10 JULY 1926, Page 26

THE LIFE WITHIN

Psycho-analysis for Normal People. By Geraldine Coster.

(Oxford University Press. 2s. 6d. net.). .

Endimion : My thoughts have no veins, and yet unless they be let blood, I shall perish.

Eumenides : • But they have vanities, which being reformed, you may be restored.

JoEN. LYLY, 1554-1606.

MANY good people feel a distaste for psycho-analysis. It is well enough, they think, when it is restricted to those

unfortunates whose minds are actually uncentred. Its technique was elaborated for their benefit, out of a consider- ation of their abnormalities. But to attempt to show horrors beneath the surface in quite ordinary, sane and decent people is morbid and probably absurd.

To think like this, however, is to impoverish the conception of sanity. Even a madman is a man. We see in him the components of ordinary human minds somehow thrown disastrously out of proportion. And if we look at the usual, seemingly trivial stupidities of life-touchiness, the feeling of incompetence, lethargy, spite, tactlessness and such miserable failings-we can find the same principles at work as in madness itself. Of course we must go very cautiously. There are people, beyond doubt, who are interested in psycho- analytic books merely as obscene literature. Such an interest will aggravate the disturbances which already exist. It happens very frequently that a neurotic, from a study of psycho-analysis, learns to be still more neurotic. For neurosis generally implies a desire to be ill. It is peculiarly distressing for this very reason. We feel, when confronted with a melan- cholia or a nervous invalid, "This is nonsense. He could be better immediately if he wanted." We therefore refuse our sympathy to a man who is a victim of the worst of maladies, disease of the will. And how can we help refusing it ? Sympathy will only make him pity himself the more. Dis- cussion of his case will allow him to seize opportunities to

become Worse. And if you say to him-, sternly, "Don't be silly ! This is mere shamming," he will only drive his malady deeper in the effort to deceive you.

These are some of the, dangers of amateur psycho-analysis. Analysis which does not arrive at the real, definite, concrete cause of the malady. the real trauma, or shock, which set the seed of disease, can do nothing but harm. In consequence the only excuses for studying the literature of the subject are (1) true and impersonal scientific interest in the laws of the soul, (2) a living desire to help others to overcome their torments, and (3) a direct and unflinching determination in the student himself to cure his own disproportions and to avoid pitfalls in the future. The second excuse is always to be suspected. It may be genuine. More often it is grounded in a desire for interference in other men's affairs, a desire to get the better of one's acquaintances by being well equipped to show them their complexes.
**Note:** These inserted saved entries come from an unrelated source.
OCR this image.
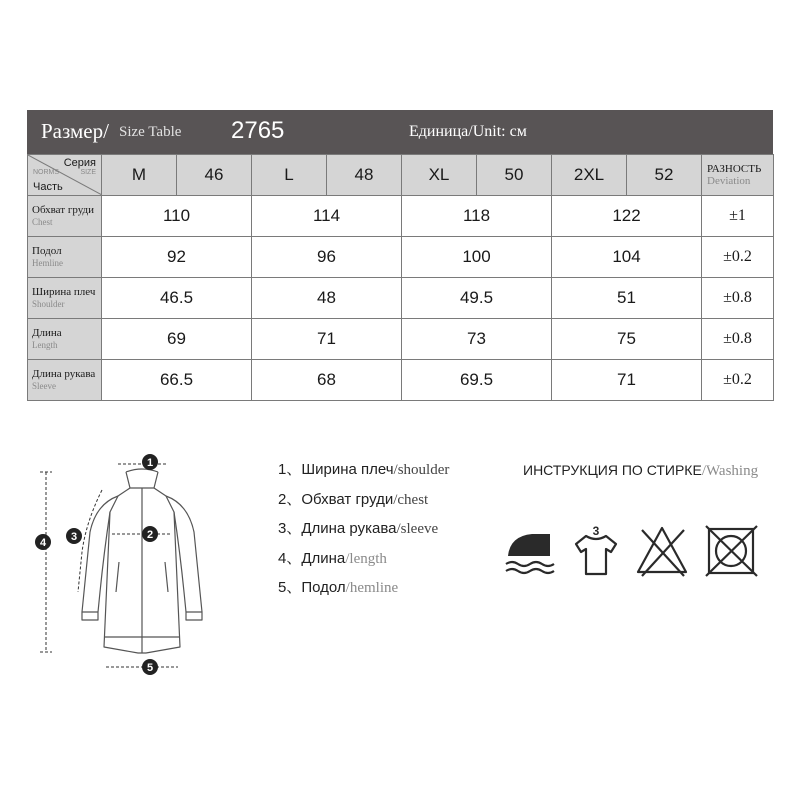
Размер/ Size Table 2765	Единица/Unit: см
Серия
NORMS SIZE
Часть	M	46	L	48	XL	50	2XL	52	РАЗНОСТЬ
Deviation

Обхват груди
Chest	110		114		118		122		±1

Подол
Hemline	92		96		100		104		±0.2

Ширина плеч
Shoulder	46.5		48		49.5		51		±0.8

Длина
Length	69		71		73		75		±0.8

Длина рукава
Sleeve	66.5		68		69.5		71		±0.2
1
2
3
4
5
1、Ширина плеч/shoulder
2、Обхват груди/chest
3、Длина рукава/sleeve
4、Длина/length
5、Подол/hemline
ИНСТРУКЦИЯ ПО СТИРКЕ/Washing
3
The first excuse is generally the most vicious of all. "Interest in scientific truth" covers more sins than can well be calculated.

All three must be examined with great rigour to see if there is any element of insincerity in them. And yet some know- ledge of psycho-analysis is daily more necessary. The seeds of grave trouble, in character or in mind, are often sown in earliest childhood. Anyone who has care of children should learn how to escape harming them ; for the causes of neurosis are generally unsuspected. Excessive displays of maternal affection, for example, are almost certain to produce disorder in later life. Indifference can have as evil an issue. It demands acuity and devotion to find and follow the middle way.

Miss Geraldine Coster has written a clear little book, which it could harm nobody to read. She avoids the graver aspects of psycho-analysis ; and in a guide "for normal people" this is all to the good. None the less she writes honestly and does not avoid her problems. There is an excellent chapter upon the effects of unconscious fears. The rami- fications of the evils of fear are huge. In the ordinary man his fear may only be a fear of new experience, of making a start in fresh work or of adapting himself to new circum- stances.

"In everyday life a person may suffer a nerve-racking torment of fear lest a truth which he feels is waiting just round the corner should jump on him upset his accustomed adaptation to life, and put him to the painful and arduous necessity of making a new one.'

Because of this fear he accumulates round himself a rigid set of conventions. He stabilizes his morality into a number of tags or prohibitions. He avoids reality and builds up defences against it. If there should happen a disaster in his life, then his defences may fall down and expose him to the bitterness of the east wind. And such fears actually provoke disaster and crisis. A man who acts in accordance with unreal conventions obviously must fail to act wisely or well. By his defences he only delays the day of his trials till he has unfitted himself to meet them.

Other good chapters in the book are on the power instinct, the sex instinct, and sublimation. Miss Coster is an education- ist, and her advice should be particularly useful to teachers and parents.